The field of women, minorities, LGBTQ+ candidates, progressives and moderates has narrowed down to just one white moderate man: Joe Biden.
As the wide field of talented contenders narrowed, Bernie Sanders showed no signs of dropping out. Until April 8, 2020.
In an announcement largely overshadowed by the coronavirus pandemic, the face of the progressive movement in America dropped out of the 2020 presidential race in a virtual announcement.
It was only the third biggest story on the evening news after the death toll and the unemployment numbers caused by COVID-19. But it is still the end of an era. Sanders tried and failed to win the nomination in 2016 and lost to moderate Hillary Clinton. History repeated itself in 2020, as Sanders, once a front-runner, now sees no mathematical path to the nomination. His chances of running again in 2024 are slim-to-none as he is already 78.
While Sanders is gone, his legacy has never been louder. Many of Sanders’ ideas, previously touted as “radical,” have emerged as common sense solutions to the health crisis currently facing America.
Republicans who have long criticized government handouts are now backing stimulus packages to support families and businesses during the economic collapse. Sanders has always supported government intervention to make the economy work for all Americans.
Overcrowded prisons are becoming breeding grounds for the virus, forcing government leaders to release nonviolent drug offenders. Sonja Starr, a criminal law professor at the University of Michigan, told Vox that there is virtually no way to practice social distancing given the crowded conditions. Sanders has consistently been a champion of legalizing marijuana and had promised to release nonviolent drug offenders on his first day in office, effectively reducing the crowding.
As college students have been sent home, work studies have been cancelled and summer job offers have disappeared, the government has delayed federal student loan payments until the end of September. Sanders’ plan to cancel all student debt suddenly seems fair, rather than radical.
Americans who work in industries like fast food are forced to come to work even if they are showing signs of sickness because they depend on their hourly wages to support their families.

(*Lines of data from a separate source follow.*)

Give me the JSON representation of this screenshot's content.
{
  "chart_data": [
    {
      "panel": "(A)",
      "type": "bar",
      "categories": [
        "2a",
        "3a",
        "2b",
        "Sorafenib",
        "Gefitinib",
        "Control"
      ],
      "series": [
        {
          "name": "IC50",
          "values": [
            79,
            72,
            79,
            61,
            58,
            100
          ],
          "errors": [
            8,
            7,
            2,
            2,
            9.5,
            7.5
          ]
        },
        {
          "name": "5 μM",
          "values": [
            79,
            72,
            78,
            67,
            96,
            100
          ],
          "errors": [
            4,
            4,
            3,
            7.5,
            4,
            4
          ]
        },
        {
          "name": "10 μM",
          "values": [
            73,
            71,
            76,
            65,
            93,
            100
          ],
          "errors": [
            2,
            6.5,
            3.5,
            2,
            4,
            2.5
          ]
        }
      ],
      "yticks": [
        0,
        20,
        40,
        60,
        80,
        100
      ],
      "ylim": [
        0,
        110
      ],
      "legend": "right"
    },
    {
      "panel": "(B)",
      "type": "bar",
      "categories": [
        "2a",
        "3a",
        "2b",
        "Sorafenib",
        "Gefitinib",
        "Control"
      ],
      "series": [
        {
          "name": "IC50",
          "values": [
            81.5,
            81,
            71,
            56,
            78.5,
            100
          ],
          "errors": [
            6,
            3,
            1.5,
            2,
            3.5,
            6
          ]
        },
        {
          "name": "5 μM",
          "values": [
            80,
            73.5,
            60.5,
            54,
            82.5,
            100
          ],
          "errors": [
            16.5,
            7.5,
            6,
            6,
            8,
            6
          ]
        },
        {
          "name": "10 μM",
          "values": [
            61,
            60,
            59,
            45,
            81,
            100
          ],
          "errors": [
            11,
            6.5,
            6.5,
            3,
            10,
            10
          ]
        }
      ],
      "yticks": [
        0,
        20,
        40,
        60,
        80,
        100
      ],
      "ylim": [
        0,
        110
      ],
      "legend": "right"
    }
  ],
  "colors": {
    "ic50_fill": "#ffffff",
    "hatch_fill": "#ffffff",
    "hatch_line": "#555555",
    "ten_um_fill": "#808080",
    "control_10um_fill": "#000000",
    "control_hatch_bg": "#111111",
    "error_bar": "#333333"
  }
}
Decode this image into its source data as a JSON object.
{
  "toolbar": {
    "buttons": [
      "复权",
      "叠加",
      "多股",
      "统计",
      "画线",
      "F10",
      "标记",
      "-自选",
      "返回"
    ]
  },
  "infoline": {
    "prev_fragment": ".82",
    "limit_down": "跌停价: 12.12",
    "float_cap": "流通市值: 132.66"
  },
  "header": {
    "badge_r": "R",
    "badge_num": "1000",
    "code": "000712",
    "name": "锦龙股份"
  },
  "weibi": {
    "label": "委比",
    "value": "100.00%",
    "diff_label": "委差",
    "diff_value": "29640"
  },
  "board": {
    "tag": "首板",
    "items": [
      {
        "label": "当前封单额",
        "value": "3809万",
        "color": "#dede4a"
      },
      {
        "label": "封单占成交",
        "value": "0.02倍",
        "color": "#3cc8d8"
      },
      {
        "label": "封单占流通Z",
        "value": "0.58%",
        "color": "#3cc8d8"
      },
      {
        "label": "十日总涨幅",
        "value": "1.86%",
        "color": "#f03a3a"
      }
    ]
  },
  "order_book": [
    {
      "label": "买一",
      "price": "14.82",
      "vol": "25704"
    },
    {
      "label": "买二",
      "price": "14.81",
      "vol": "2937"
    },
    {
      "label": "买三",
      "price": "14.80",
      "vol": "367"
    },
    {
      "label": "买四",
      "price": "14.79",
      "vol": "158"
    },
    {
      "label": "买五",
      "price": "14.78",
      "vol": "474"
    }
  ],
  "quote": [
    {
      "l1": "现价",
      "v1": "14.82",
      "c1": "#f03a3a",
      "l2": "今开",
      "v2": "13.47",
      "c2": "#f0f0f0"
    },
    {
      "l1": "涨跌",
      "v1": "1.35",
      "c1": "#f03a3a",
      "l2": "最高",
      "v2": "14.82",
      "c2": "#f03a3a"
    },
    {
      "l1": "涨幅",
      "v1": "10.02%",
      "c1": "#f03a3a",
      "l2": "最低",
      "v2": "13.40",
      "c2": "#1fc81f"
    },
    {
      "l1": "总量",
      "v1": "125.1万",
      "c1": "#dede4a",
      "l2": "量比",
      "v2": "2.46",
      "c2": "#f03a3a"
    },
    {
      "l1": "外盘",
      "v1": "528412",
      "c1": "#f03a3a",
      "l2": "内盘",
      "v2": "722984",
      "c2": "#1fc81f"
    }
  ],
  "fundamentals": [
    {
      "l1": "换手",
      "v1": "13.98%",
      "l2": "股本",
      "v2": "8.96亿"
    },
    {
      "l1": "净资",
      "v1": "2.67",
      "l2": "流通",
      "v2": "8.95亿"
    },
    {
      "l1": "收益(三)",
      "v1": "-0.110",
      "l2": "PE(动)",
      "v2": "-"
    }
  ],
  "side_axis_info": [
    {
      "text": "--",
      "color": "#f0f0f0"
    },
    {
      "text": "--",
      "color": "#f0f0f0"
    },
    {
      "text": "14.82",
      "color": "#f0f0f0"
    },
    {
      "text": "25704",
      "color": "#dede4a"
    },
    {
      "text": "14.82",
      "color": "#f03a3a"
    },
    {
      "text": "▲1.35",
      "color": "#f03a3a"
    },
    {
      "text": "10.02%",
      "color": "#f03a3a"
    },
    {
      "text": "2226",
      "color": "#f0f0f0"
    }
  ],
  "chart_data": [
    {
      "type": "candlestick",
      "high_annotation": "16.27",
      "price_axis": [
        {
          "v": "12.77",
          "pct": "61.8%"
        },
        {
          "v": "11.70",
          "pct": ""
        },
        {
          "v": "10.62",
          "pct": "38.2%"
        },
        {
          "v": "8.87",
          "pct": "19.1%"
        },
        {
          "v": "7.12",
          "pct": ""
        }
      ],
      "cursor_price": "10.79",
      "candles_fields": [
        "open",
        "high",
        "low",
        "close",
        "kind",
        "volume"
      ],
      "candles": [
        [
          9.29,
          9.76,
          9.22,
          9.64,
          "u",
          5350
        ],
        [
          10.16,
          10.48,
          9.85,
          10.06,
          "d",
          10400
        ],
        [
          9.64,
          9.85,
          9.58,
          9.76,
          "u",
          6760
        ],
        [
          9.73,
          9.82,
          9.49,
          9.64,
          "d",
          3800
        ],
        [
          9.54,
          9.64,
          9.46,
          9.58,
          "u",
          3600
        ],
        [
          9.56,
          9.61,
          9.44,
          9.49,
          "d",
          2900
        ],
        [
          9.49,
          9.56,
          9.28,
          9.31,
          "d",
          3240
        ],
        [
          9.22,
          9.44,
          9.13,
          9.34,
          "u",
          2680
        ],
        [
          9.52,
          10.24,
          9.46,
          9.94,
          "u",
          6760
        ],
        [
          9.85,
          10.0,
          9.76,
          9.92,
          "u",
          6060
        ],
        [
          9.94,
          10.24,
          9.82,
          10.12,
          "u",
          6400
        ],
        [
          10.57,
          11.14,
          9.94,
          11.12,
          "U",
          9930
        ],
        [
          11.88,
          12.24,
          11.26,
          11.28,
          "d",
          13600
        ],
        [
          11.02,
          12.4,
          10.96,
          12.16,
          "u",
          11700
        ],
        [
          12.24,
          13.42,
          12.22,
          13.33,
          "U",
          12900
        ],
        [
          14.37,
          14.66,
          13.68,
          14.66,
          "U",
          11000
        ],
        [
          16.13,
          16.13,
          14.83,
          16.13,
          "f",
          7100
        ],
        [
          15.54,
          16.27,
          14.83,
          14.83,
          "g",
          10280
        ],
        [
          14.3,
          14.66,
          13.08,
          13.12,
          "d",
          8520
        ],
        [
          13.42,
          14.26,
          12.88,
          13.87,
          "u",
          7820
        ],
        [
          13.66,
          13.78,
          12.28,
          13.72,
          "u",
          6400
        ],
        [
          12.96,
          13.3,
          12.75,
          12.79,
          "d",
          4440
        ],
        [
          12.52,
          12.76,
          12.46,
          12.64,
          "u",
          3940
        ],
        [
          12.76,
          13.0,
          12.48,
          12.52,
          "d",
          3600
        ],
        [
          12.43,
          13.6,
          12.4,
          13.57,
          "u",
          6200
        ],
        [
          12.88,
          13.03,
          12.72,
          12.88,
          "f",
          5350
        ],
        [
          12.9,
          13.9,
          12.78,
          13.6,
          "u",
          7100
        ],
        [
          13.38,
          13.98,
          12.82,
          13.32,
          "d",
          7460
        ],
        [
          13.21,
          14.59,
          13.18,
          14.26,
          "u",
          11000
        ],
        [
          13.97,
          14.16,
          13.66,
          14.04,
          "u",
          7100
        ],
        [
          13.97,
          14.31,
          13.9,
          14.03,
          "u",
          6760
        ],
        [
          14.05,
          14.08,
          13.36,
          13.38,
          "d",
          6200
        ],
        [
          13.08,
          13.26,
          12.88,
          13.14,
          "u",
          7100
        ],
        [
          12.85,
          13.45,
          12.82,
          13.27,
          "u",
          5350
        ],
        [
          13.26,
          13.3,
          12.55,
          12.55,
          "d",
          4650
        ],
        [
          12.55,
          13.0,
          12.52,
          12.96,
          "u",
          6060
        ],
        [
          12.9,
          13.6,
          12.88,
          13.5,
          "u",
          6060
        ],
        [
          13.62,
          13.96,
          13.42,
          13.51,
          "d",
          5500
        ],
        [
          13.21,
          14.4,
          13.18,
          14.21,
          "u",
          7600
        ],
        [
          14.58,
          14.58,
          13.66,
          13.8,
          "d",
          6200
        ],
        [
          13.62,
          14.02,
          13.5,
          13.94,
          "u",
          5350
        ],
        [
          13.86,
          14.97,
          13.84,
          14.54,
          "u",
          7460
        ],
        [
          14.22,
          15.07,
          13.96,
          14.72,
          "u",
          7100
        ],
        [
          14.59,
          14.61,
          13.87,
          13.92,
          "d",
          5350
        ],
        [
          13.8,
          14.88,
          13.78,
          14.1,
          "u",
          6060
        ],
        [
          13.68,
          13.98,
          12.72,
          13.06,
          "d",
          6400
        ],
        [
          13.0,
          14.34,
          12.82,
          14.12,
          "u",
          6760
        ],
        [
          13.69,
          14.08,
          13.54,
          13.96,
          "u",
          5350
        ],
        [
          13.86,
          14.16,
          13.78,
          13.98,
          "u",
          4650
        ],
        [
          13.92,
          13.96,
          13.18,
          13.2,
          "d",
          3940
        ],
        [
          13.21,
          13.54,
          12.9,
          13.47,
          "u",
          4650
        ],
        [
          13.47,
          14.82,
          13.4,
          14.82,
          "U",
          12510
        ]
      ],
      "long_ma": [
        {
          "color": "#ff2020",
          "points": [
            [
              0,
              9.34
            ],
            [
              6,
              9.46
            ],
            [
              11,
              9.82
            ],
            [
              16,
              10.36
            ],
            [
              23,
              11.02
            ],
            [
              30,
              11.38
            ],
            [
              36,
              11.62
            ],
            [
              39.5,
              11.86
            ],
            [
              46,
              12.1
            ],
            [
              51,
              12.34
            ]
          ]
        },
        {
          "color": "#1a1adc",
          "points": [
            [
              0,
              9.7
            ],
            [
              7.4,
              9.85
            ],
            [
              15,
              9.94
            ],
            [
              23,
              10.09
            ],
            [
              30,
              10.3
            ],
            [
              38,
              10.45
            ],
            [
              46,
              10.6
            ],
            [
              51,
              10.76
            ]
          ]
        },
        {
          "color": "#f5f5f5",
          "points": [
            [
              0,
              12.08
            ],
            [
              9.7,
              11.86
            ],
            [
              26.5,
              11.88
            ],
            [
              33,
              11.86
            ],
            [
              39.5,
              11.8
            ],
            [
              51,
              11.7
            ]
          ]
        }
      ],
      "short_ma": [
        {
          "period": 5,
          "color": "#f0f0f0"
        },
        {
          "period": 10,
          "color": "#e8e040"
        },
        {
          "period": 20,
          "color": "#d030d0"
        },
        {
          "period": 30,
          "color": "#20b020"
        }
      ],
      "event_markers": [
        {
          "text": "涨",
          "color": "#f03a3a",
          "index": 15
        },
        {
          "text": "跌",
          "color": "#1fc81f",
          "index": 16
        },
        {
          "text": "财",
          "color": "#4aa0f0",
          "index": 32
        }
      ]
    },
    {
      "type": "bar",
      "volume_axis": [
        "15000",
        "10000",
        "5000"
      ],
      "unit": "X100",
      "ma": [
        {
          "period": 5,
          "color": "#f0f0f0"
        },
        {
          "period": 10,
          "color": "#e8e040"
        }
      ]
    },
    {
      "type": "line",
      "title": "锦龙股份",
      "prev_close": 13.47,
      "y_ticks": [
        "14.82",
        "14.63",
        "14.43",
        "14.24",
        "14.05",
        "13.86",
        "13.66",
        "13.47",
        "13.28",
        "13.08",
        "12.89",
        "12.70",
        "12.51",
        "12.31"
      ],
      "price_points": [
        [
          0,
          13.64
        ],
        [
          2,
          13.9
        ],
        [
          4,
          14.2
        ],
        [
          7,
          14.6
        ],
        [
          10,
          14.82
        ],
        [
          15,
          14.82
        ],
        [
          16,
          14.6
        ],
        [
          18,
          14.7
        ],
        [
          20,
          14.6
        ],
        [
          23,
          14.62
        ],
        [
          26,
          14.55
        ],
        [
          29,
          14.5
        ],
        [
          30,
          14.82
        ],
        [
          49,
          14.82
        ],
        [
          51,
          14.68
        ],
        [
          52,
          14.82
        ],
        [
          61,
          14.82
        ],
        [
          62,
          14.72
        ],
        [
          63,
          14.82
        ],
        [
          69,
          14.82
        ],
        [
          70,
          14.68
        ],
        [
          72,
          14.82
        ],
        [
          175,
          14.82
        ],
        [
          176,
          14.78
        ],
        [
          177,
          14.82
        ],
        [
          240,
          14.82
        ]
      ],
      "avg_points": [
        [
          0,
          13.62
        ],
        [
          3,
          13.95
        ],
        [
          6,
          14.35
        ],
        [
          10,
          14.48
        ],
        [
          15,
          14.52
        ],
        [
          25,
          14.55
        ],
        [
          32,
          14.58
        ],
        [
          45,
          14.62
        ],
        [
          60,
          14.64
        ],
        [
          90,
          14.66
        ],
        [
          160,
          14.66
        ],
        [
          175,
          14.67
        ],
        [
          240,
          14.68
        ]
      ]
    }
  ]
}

Sanders’ promise for government-funded paid family medical leave now seems like a necessity rather than a pipe dream.
The COVID-19 crisis has also proven that employer-provided insurance doesn’t work when millions of Americans are losing their jobs. The case for Sanders’ Medicare for All plan has never been more compelling.
Sanders is gone, but suddenly, his ideas are alive and well. If Biden is smart, he will move his largely moderate campaign left because Americans are ready. They are suffering right now, and they are not looking for the market to save them. They are looking for the government to save them.
I have never been Biden’s biggest fan, but I will be turning out for him in November (or sending in my ballot in the mail). But I will waltz to the polls (or seal my envelope) with a little more zest if Biden can adopt some of these progressive and apparently highly realistic ideas.
In November, America will still be reeling from the coronavirus. While some social distancing guidelines may have loosened up, the economy will still be in recovery mode. Families will need time to bounce back from months of unemployment, and they may have trouble finding a new job in a market where some businesses have been unable to reopen.
Americans are hungry for a post-coronavirus world, but they are also hungry for peace of mind and a promise that things will improve. Biden has proven himself to be a safer option than Trump, but it is time for him to adopt policies outside of his comfort zone.
A moderate response is not enough for a radical problem. Only progressive policies, like Sanders’, will suffice.